After dropping our bags and a quick lunch, where chickens pecked around us and Nicole freaked out anytime a hen got too close, we all jumped on bikes and headed out for a four hour bike tour of Soweto. Some of the kids had not ridden bike since they were little kids so we had to retrain some of our bikers.
As we made our way through the township the poverty was endemic. Kids came out of their house shrieking in excitement and holding their hands out to give us a high five. The old men sat around gambling away the little money that was available. We stopped several times, the first time to taste a bit of the local brew and snack on meat for a cows head. We continued with local delicacies like grilled chicken’s feet. I peddled up to Nicole and realized she was overwhelmed with the poverty and the desperation.

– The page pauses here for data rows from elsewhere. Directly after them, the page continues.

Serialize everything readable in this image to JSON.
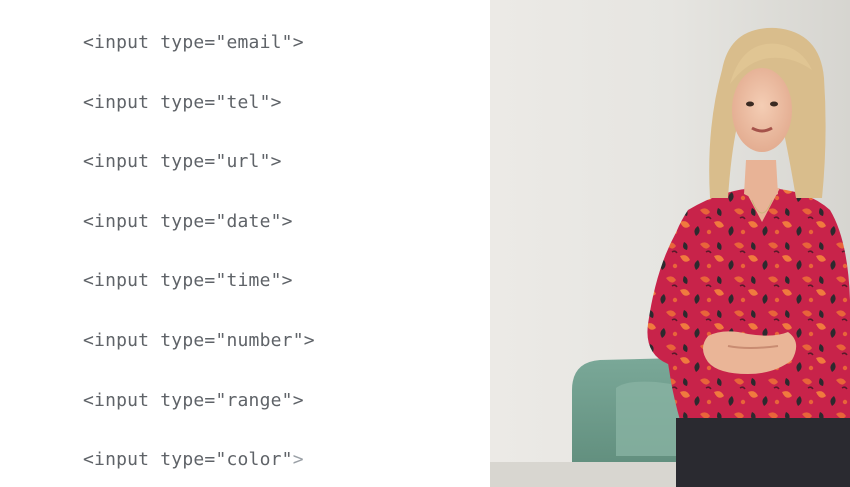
{
  "code_lines": [
    {
      "prefix": "<input type=\"email\"",
      "suffix": ">"
    },
    {
      "prefix": "<input type=\"tel\"",
      "suffix": ">"
    },
    {
      "prefix": "<input type=\"url\"",
      "suffix": ">"
    },
    {
      "prefix": "<input type=\"date\"",
      "suffix": ">"
    },
    {
      "prefix": "<input type=\"time\"",
      "suffix": ">"
    },
    {
      "prefix": "<input type=\"number\"",
      "suffix": ">"
    },
    {
      "prefix": "<input type=\"range\"",
      "suffix": ">"
    },
    {
      "prefix": "<input type=\"color\"",
      "suffix": ">"
    }
  ],
  "colors": {
    "code_text": "#5f6368",
    "wall": "#e5e4e0",
    "armchair": "#6f9e8c",
    "blouse": "#c8234a",
    "hair": "#d9bd8c"
  }
}
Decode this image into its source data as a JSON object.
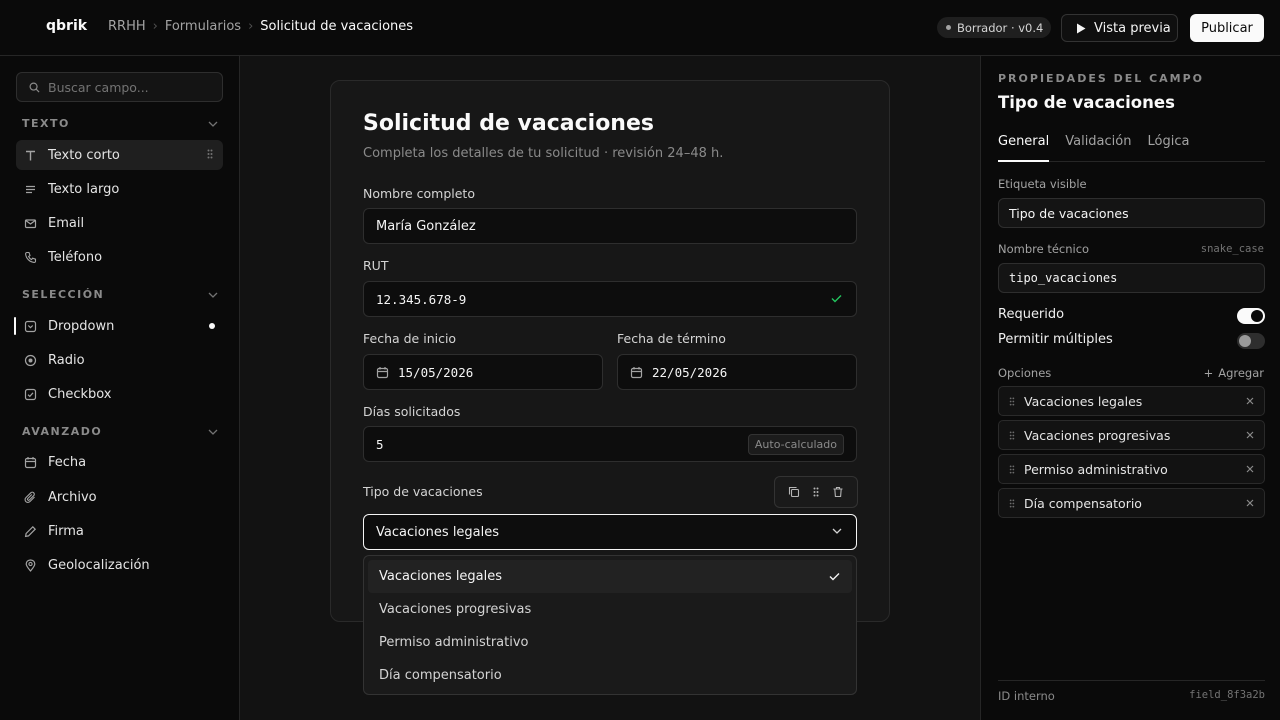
{
  "app": {
    "brand": "qbrik"
  },
  "breadcrumb": [
    "RRHH",
    "Formularios",
    "Solicitud de vacaciones"
  ],
  "status_badge": "Borrador · v0.4",
  "preview_label": "Vista previa",
  "publish_label": "Publicar",
  "sidebar": {
    "search_placeholder": "Buscar campo...",
    "sections": [
      {
        "title": "TEXTO",
        "items": [
          "Texto corto",
          "Texto largo",
          "Email",
          "Teléfono"
        ]
      },
      {
        "title": "SELECCIÓN",
        "items": [
          "Dropdown",
          "Radio",
          "Checkbox"
        ]
      },
      {
        "title": "AVANZADO",
        "items": [
          "Fecha",
          "Archivo",
          "Firma",
          "Geolocalización"
        ]
      }
    ]
  },
  "form": {
    "title": "Solicitud de vacaciones",
    "subtitle": "Completa los detalles de tu solicitud · revisión 24–48 h.",
    "nombre": {
      "label": "Nombre completo",
      "value": "María González"
    },
    "rut": {
      "label": "RUT",
      "value": "12.345.678-9"
    },
    "inicio": {
      "label": "Fecha de inicio",
      "value": "15/05/2026"
    },
    "termino": {
      "label": "Fecha de término",
      "value": "22/05/2026"
    },
    "dias": {
      "label": "Días solicitados",
      "value": "5",
      "chip": "Auto-calculado"
    },
    "tipo": {
      "label": "Tipo de vacaciones",
      "value": "Vacaciones legales",
      "options": [
        "Vacaciones legales",
        "Vacaciones progresivas",
        "Permiso administrativo",
        "Día compensatorio"
      ]
    }
  },
  "props": {
    "kicker": "PROPIEDADES DEL CAMPO",
    "title": "Tipo de vacaciones",
    "tabs": [
      "General",
      "Validación",
      "Lógica"
    ],
    "etiqueta_label": "Etiqueta visible",
    "etiqueta_value": "Tipo de vacaciones",
    "tecnico_label": "Nombre técnico",
    "tecnico_hint": "snake_case",
    "tecnico_value": "tipo_vacaciones",
    "requerido_label": "Requerido",
    "requerido": true,
    "multiples_label": "Permitir múltiples",
    "multiples": false,
    "opciones_label": "Opciones",
    "agregar_label": "Agregar",
    "opciones": [
      "Vacaciones legales",
      "Vacaciones progresivas",
      "Permiso administrativo",
      "Día compensatorio"
    ],
    "id_label": "ID interno",
    "id_value": "field_8f3a2b"
  },
  "colors": {
    "background": "#0a0a0a",
    "canvas": "#121212",
    "card": "#171717",
    "accent": "#fafafa",
    "success": "#22c55e"
  }
}
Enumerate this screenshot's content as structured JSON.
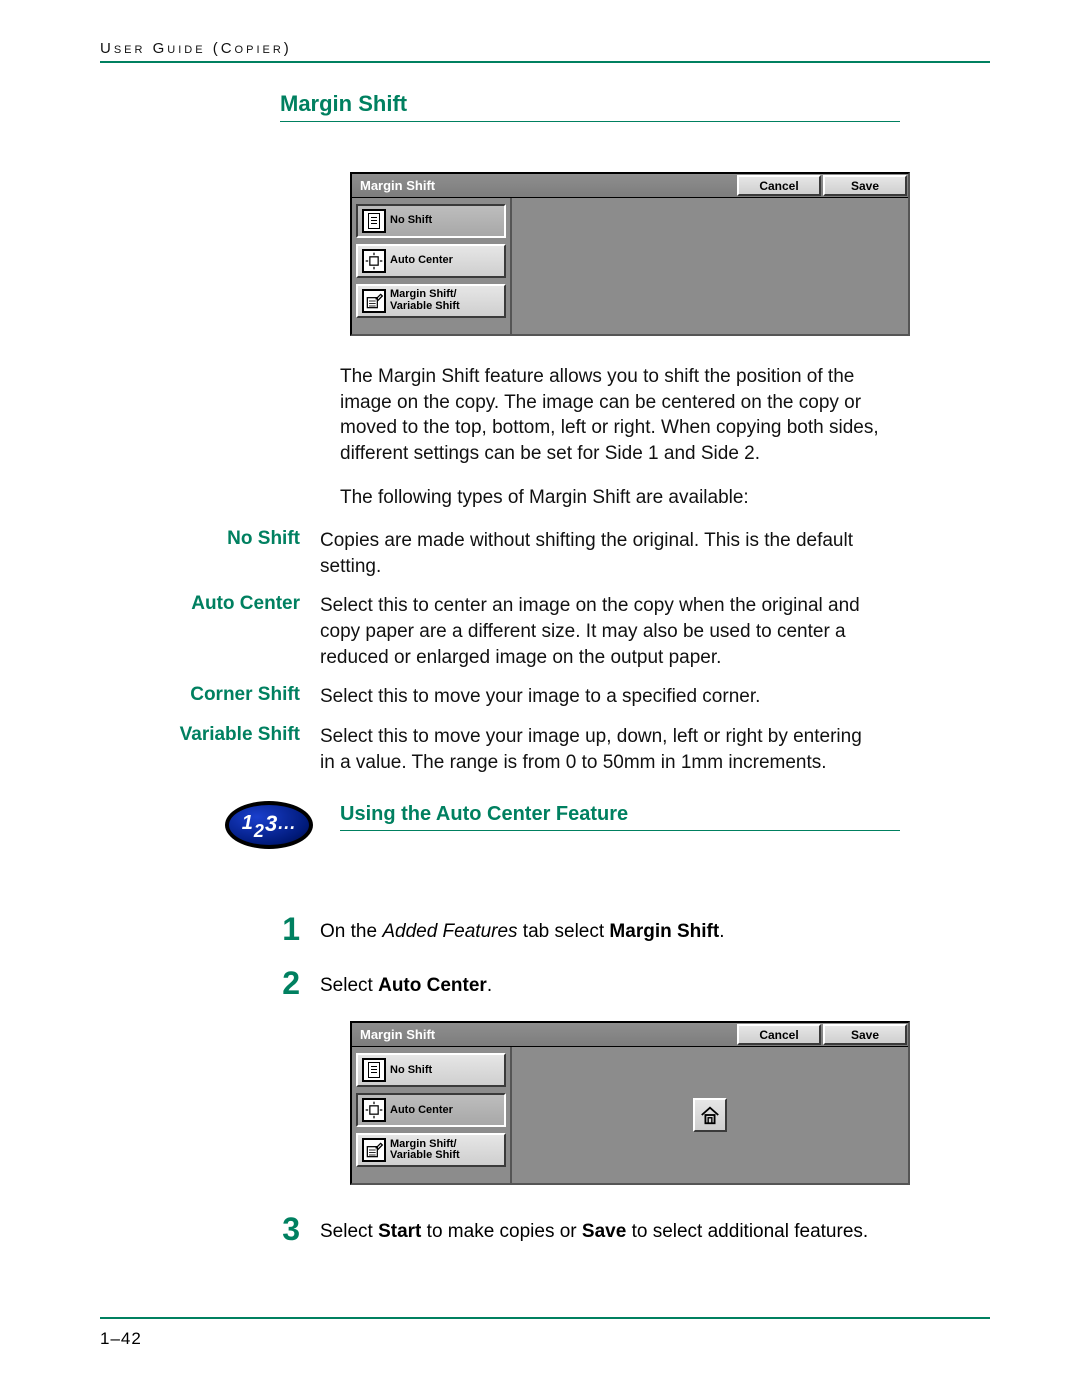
{
  "header": {
    "left": "User Guide (Copier)"
  },
  "title": "Margin Shift",
  "dialog1": {
    "title": "Margin Shift",
    "cancel": "Cancel",
    "save": "Save",
    "options": [
      "No Shift",
      "Auto Center",
      "Margin Shift/\nVariable Shift"
    ],
    "selected_index": 0,
    "show_center_icon": false
  },
  "para1": "The Margin Shift feature allows you to shift the position of the image on the copy.  The image can be centered on the copy or moved to the top, bottom, left or right.  When copying both sides, different settings can be set for Side 1 and Side 2.",
  "para2": "The following types of Margin Shift are available:",
  "defs": [
    {
      "term": "No Shift",
      "desc": "Copies are made without shifting the original.  This is the default setting."
    },
    {
      "term": "Auto Center",
      "desc": "Select this to center an image on the copy when the original and copy paper are a different size.  It may also be used to center a reduced or enlarged image on the output paper."
    },
    {
      "term": "Corner Shift",
      "desc": "Select this to move your image to a specified corner."
    },
    {
      "term": "Variable Shift",
      "desc": "Select this to move your image up, down, left or right by entering in a value.  The range is from 0 to 50mm in 1mm increments."
    }
  ],
  "subtitle": "Using the Auto Center Feature",
  "pill": "123...",
  "steps": {
    "s1_pre": "On the ",
    "s1_it": "Added Features",
    "s1_mid": " tab select ",
    "s1_b": "Margin Shift",
    "s1_post": ".",
    "s2_pre": "Select ",
    "s2_b": "Auto Center",
    "s2_post": ".",
    "s3_pre": "Select ",
    "s3_b1": "Start",
    "s3_mid": " to make copies or ",
    "s3_b2": "Save",
    "s3_post": " to select additional features."
  },
  "dialog2": {
    "title": "Margin Shift",
    "cancel": "Cancel",
    "save": "Save",
    "options": [
      "No Shift",
      "Auto Center",
      "Margin Shift/\nVariable Shift"
    ],
    "selected_index": 1,
    "show_center_icon": true
  },
  "footer": "1–42"
}
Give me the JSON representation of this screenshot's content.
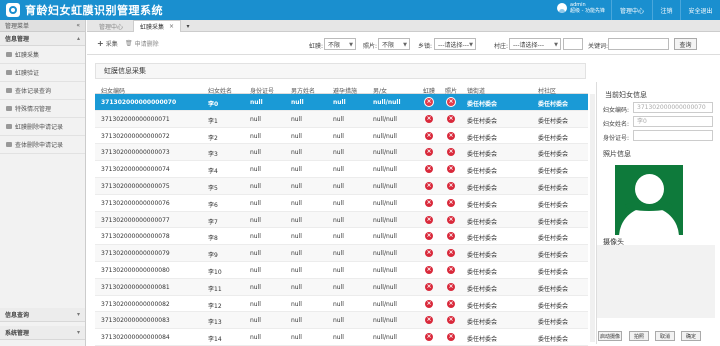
{
  "app": {
    "title": "育龄妇女虹膜识别管理系统"
  },
  "user": {
    "name": "admin",
    "role": "超级 - 功能先锋"
  },
  "topnav": [
    "管理中心",
    "注销",
    "安全退出"
  ],
  "sidebar": {
    "header": "管理菜单",
    "collapse_icon": "«",
    "section_main": "信息管理",
    "items": [
      "虹膜采集",
      "虹膜验证",
      "查体记录查询",
      "特殊情况管理",
      "虹膜删除申请记录",
      "查体删除申请记录"
    ],
    "bottom_sections": [
      "信息查询",
      "系统管理"
    ]
  },
  "tabs": [
    "管理中心",
    "虹膜采集"
  ],
  "toolbar": {
    "add_label": "采集",
    "delete_label": "申请删除",
    "filters": {
      "iris_label": "虹膜:",
      "iris_value": "不限",
      "photo_label": "照片:",
      "photo_value": "不限",
      "town_label": "乡镇:",
      "town_value": "---请选择---",
      "village_label": "村庄:",
      "village_value": "---请选择---",
      "keyword_label": "关键词:"
    },
    "search_label": "查询"
  },
  "panel": {
    "title": "虹膜信息采集"
  },
  "table": {
    "headers": [
      "妇女编码",
      "妇女姓名",
      "身份证号",
      "男方姓名",
      "避孕措施",
      "男/女",
      "虹膜",
      "照片",
      "镇街道",
      "村社区"
    ],
    "rows": [
      {
        "code": "371302000000000070",
        "name": "李0",
        "id": "null",
        "husband": "null",
        "contra": "null",
        "gender": "null/null",
        "town": "委任村委会",
        "village": "委任村委会"
      },
      {
        "code": "371302000000000071",
        "name": "李1",
        "id": "null",
        "husband": "null",
        "contra": "null",
        "gender": "null/null",
        "town": "委任村委会",
        "village": "委任村委会"
      },
      {
        "code": "371302000000000072",
        "name": "李2",
        "id": "null",
        "husband": "null",
        "contra": "null",
        "gender": "null/null",
        "town": "委任村委会",
        "village": "委任村委会"
      },
      {
        "code": "371302000000000073",
        "name": "李3",
        "id": "null",
        "husband": "null",
        "contra": "null",
        "gender": "null/null",
        "town": "委任村委会",
        "village": "委任村委会"
      },
      {
        "code": "371302000000000074",
        "name": "李4",
        "id": "null",
        "husband": "null",
        "contra": "null",
        "gender": "null/null",
        "town": "委任村委会",
        "village": "委任村委会"
      },
      {
        "code": "371302000000000075",
        "name": "李5",
        "id": "null",
        "husband": "null",
        "contra": "null",
        "gender": "null/null",
        "town": "委任村委会",
        "village": "委任村委会"
      },
      {
        "code": "371302000000000076",
        "name": "李6",
        "id": "null",
        "husband": "null",
        "contra": "null",
        "gender": "null/null",
        "town": "委任村委会",
        "village": "委任村委会"
      },
      {
        "code": "371302000000000077",
        "name": "李7",
        "id": "null",
        "husband": "null",
        "contra": "null",
        "gender": "null/null",
        "town": "委任村委会",
        "village": "委任村委会"
      },
      {
        "code": "371302000000000078",
        "name": "李8",
        "id": "null",
        "husband": "null",
        "contra": "null",
        "gender": "null/null",
        "town": "委任村委会",
        "village": "委任村委会"
      },
      {
        "code": "371302000000000079",
        "name": "李9",
        "id": "null",
        "husband": "null",
        "contra": "null",
        "gender": "null/null",
        "town": "委任村委会",
        "village": "委任村委会"
      },
      {
        "code": "371302000000000080",
        "name": "李10",
        "id": "null",
        "husband": "null",
        "contra": "null",
        "gender": "null/null",
        "town": "委任村委会",
        "village": "委任村委会"
      },
      {
        "code": "371302000000000081",
        "name": "李11",
        "id": "null",
        "husband": "null",
        "contra": "null",
        "gender": "null/null",
        "town": "委任村委会",
        "village": "委任村委会"
      },
      {
        "code": "371302000000000082",
        "name": "李12",
        "id": "null",
        "husband": "null",
        "contra": "null",
        "gender": "null/null",
        "town": "委任村委会",
        "village": "委任村委会"
      },
      {
        "code": "371302000000000083",
        "name": "李13",
        "id": "null",
        "husband": "null",
        "contra": "null",
        "gender": "null/null",
        "town": "委任村委会",
        "village": "委任村委会"
      },
      {
        "code": "371302000000000084",
        "name": "李14",
        "id": "null",
        "husband": "null",
        "contra": "null",
        "gender": "null/null",
        "town": "委任村委会",
        "village": "委任村委会"
      }
    ]
  },
  "right_panel": {
    "title": "当前妇女信息",
    "code_label": "妇女编码:",
    "code_value": "371302000000000070",
    "name_label": "妇女姓名:",
    "name_value": "李0",
    "id_label": "身份证号:",
    "id_value": "",
    "photo_title": "照片信息",
    "camera_title": "摄像头",
    "buttons": [
      "启动摄像",
      "拍照",
      "取消",
      "确定"
    ]
  },
  "colors": {
    "primary": "#1a8fcf",
    "selected_row": "#1a9ad6",
    "photo_bg": "#0e7a3b",
    "no_icon": "#d9293b"
  }
}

Towards the end of the tour we passed Nelson Manela’s and Desmond Tutu’s old homes. Both have now been turned into shrines. We finished out the tour with a race between some of the kids and our guide and smiles on everybody’s face.
As the sun went and people filled up on local fare, we all gathered around the fire pit and the drumming and dancing began. Everybody joined in on the activities. It was a magic night filled with laughter, dancing and local lore. Soweto Backpackers was a hit.